En se remémorant la carte des environs, qu'ils avaient étudiée pour se rendre au Comptoir, les aventuriers estimèrent qu'il leur faudrait environ une semaine de voyage pour atteindre la Cité des Fils.

— Il vaut combien, cet objet ? demanda Shin d'un ton très naturel

— Sa valeur est… sentimentale. C'est un héritage de la famille des Vacquo. Mais, au-delà de ceci, cette couronne est pétrie d'énigmes à travers les âges. Elle a été forgée avec des gemmes précieuses et des métaux rares, dans le monde lunaire, sous terre. Personne n'en a percé tout à fait les mystères. Ce dont on est sûr, c'est qu'elle décuple la connexion avec la Psyché. Entre de mauvaises mains, elle pourrait représenter un danger. Imaginez quelqu'un qui se sent totalement incapable de maîtriser ses talents ou son lien avec les éléments. Pire encore, imaginez quelqu'un qui aurait un lien surnaturel et qui laisserait déferler sur le monde sa nature démoniaque…

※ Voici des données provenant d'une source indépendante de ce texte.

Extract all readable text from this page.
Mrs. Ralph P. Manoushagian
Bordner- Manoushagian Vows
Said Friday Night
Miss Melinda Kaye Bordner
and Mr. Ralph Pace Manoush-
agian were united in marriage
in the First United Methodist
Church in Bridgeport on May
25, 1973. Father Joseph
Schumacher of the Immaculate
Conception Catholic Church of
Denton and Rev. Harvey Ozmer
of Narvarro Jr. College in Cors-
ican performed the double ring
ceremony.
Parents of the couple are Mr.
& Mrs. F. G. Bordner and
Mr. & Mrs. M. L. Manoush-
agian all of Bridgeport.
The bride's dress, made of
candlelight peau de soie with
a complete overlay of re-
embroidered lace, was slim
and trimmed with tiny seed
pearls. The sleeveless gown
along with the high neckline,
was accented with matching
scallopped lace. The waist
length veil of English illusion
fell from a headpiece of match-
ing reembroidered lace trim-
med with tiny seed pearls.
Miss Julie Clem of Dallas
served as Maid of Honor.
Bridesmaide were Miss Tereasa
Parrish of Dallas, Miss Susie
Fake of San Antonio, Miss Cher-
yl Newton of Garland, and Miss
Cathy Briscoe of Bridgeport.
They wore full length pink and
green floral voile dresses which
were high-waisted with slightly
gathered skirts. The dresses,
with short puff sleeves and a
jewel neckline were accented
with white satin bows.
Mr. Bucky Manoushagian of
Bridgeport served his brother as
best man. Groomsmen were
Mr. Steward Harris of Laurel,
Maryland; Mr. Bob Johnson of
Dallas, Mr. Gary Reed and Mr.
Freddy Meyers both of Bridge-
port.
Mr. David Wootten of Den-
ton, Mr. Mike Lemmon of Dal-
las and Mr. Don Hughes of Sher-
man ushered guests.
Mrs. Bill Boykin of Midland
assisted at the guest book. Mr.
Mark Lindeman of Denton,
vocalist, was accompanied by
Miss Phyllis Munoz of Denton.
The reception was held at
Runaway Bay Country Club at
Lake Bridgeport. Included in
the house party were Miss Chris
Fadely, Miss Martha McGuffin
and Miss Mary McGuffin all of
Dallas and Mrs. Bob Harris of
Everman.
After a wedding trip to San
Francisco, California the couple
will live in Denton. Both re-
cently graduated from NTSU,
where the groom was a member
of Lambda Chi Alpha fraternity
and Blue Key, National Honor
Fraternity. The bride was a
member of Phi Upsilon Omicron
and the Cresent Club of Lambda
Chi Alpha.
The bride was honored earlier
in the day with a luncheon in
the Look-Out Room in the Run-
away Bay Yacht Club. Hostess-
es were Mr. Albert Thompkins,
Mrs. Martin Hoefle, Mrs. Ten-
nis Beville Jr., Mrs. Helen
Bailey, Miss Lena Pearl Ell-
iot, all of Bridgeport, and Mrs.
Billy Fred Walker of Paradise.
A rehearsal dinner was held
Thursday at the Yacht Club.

Ces informations déclenchèrent une vive discussion parmi les aventuriers. Qui parmi eux serait à même de transporter un tel objet ? Shin et Bob ne devaient y toucher sous aucun prétexte. Grunlek était à risque également, à cause de la puissance qu'il tirait des gemmes de pouvoir. Bob émit même des doutes concernant le paladin, car lui aussi, en dépit de son humanité, possédait des pouvoirs que la couronne pourrait amplifier jusqu'à les corrompre. Ne restait qu'Aldo, dont l'immortalité n'avait pas de lien évident avec le plan élémentaire.

Bob se renseigna sur la nature du coffre. Meryle le rassura sur la qualité des matériaux. Ce contenant avait été spécialement fabriqué dans le but de protéger la couronne du monde extérieur, et vice-versa. Cependant, elle proposa au groupe de voir l'objet de leur quête, cet héritage tant redouté. Bob et Grunlek s'approchèrent, curieux.

Lorsque Meryle ouvrit le coffre, une étrange lueur en émana, comme une lumière noire. La couronne semblait être faite de roche et d'écailles. Quatre gemmes éthérées étaient enchâssées dans les quatres pointes qui composaient l'objet. Soudain, une impulsion se produisit.

Shin ressentit un frisson qu'il ne connaissait que trop bien. Icy venait de se matérialiser, et de grimper sur son épaule. Le demi-élémentaire trouva cela étrange : il ne l'avait pas invoquée, que faisait donc cette créature ici ? Il l'interrogea du regard, et cette dernière lui répondit, directement dans son esprit.

— Shin… il faut que tu voles cette caisse. L'avenir des élémentaires d'eau dépend de cette couronne. Shin…

La gravité de la situation était palpable. Dans l'esprit de Shin, la nécessité de ce vol ne faisait aucun doute. Il faisait confiance à Icy. Et pourtant… Quelle pourrait être la bonne décision? Pour l'heure, il n'agirait pas, mais cette nouvelle information était solidement ancrée dans son esprit.

Les autres aventuriers ne remarquèrent rien de tout cela. Ils restaient focalisés sur la couronne. Au même moment, la voix d'un homme plutôt âgé s'éleva depuis l'entrée du comptoir.

— Meryle ! Cette couronne ne te revient pas. Elle appartient autant à Ardras !

Bob, Grunlek et Aldo se tournèrent aussitôt en direction de la voix. Théo, quant à lui, focalisa un instant son attention sur Shin, qui semblait extrêmement troublé, les yeux fixés sur le coffre.